To this day, the family, an entourage of ever-smiling cheerleaders, attends Yoosrie’s games en masse, often driving hundreds of kilometres on weekends to see him play.
At one point in his adolescence, Salhia spent nearly a year in Egypt. He has been back and forth twice since and like the rest of the family has evolved a keen consciousness regarding political and social rights in the Arab world.
“Ever since I was little,” he says, “I’ve been listening to my mother’s rants about bringing home democracy, about human rights, about narrowing the gulf between the rich and poor in Egypt. So when Arab Spring came along, it was a natural for us. We got behind it. It’s a very important movement if they can keep it going.”
Yoosrie does not drink, observes fasting and prayer during Ramadan, and has worshipped on occasion at the tiny Thunder Bay Masjid, the only mosque between Toronto and Winnipeg.
“I don’t know much about his religion,” says Carter. “What I do know is that he’s a great friend with great depth — a guy you could trust with your life.”
Salhia is legendarily quiet, both socially and in the dressing room.
“But when he tells you to shut up in the room,” says Carter, “everybody shuts up and listens.”
Asked how his ethics and beliefs jibe with his reputation for intimidation and toughness, Salhia submits that he’s flattered if anybody’s intimidated by him on the court. “It’s not something I strive for. Basically, I’m just a rebounder” — a monstrously successful one often overmatched in height by post players towering above him.
Queried on the secret of his success on the boards, he says, “Hard work, a feel for the ball, and an instinct for getting to it.”

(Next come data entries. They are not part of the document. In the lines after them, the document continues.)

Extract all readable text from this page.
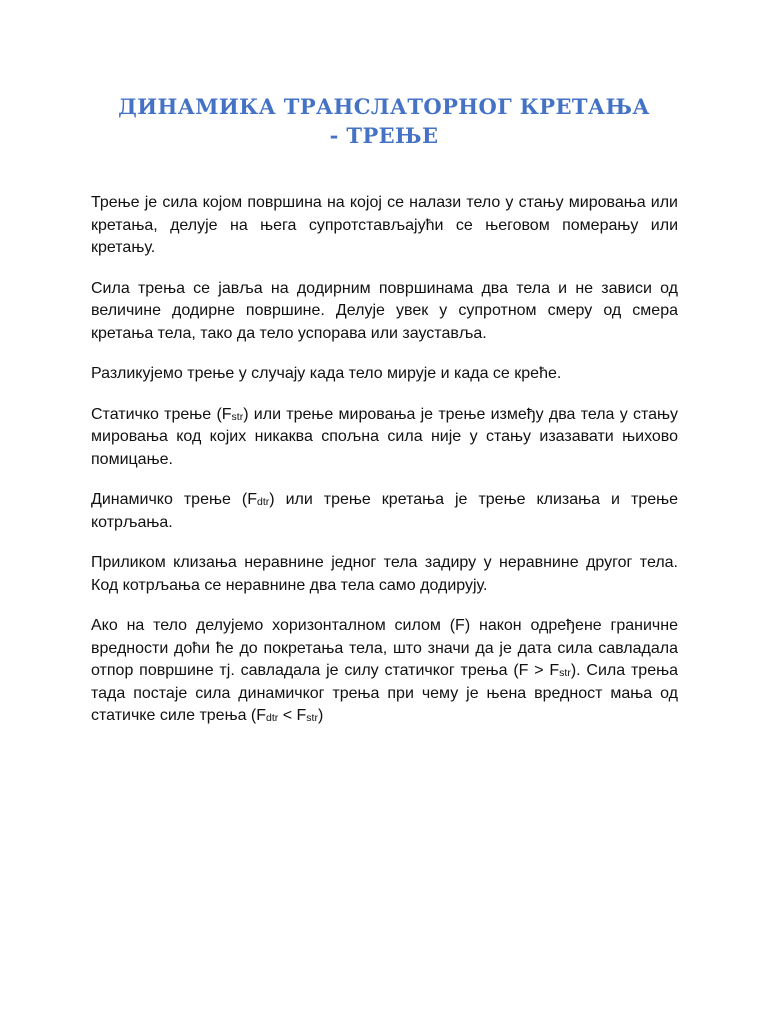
ДИНАМИКА ТРАНСЛАТОРНОГ КРЕТАЊА
- ТРЕЊЕ

Трење је сила којом површина на којој се налази тело у стању мировања или кретања, делује на њега супротстављајући се његовом померању или кретању.

Сила трења се јавља на додирним површинама два тела и не зависи од величине додирне површине. Делује увек у супротном смеру од смера кретања тела, тако да тело успорава или зауставља.

Разликујемо трење у случају када тело мирује и када се креће.

Статичко трење $(F_{str})$ или трење мировања је трење између два тела у стању мировања код којих никаква спољна сила није у стању изазавати њихово помицање.

Динамичко трење $(F_{dtr})$ или трење кретања је трење клизања и трење котрљања.

Приликом клизања неравнине једног тела задиру у неравнине другог тела. Код котрљања се неравнине два тела само додирују.

Ако на тело делујемо хоризонталном силом (F) након одређене граничне вредности доћи ће до покретања тела, што значи да је дата сила савладала отпор површине тј. савладала је силу статичког трења $(F > F_{str})$. Сила трења тада постаје сила динамичког трења при чему је њена вредност мања од статичке силе трења $(F_{dtr} < F_{str})$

Almost as an afterthought, he adds, “If possible, you want to give the guy you’re playing against a good shot just before you both go up for the ball.”
A good shot where?
“If possible in the chest — it gives him something other than the rebound to think about.”
“I guess he’s given a lot of guys a lot to think about over the years,” laughs Hugh Mullally, Lakehead’s sports information director.
“What I really want them to think about,” says Salhia, is that when they’re out there against me, nothing will be easy. Everything will be a battle.”
“He’s down to his last battle this weekend,” says Morrison. “Winning it would be a great way to end a great career.”
“What I want them to think about,” says Salhia, “is everything will be a battle, and that in the end they’re not going to win it.”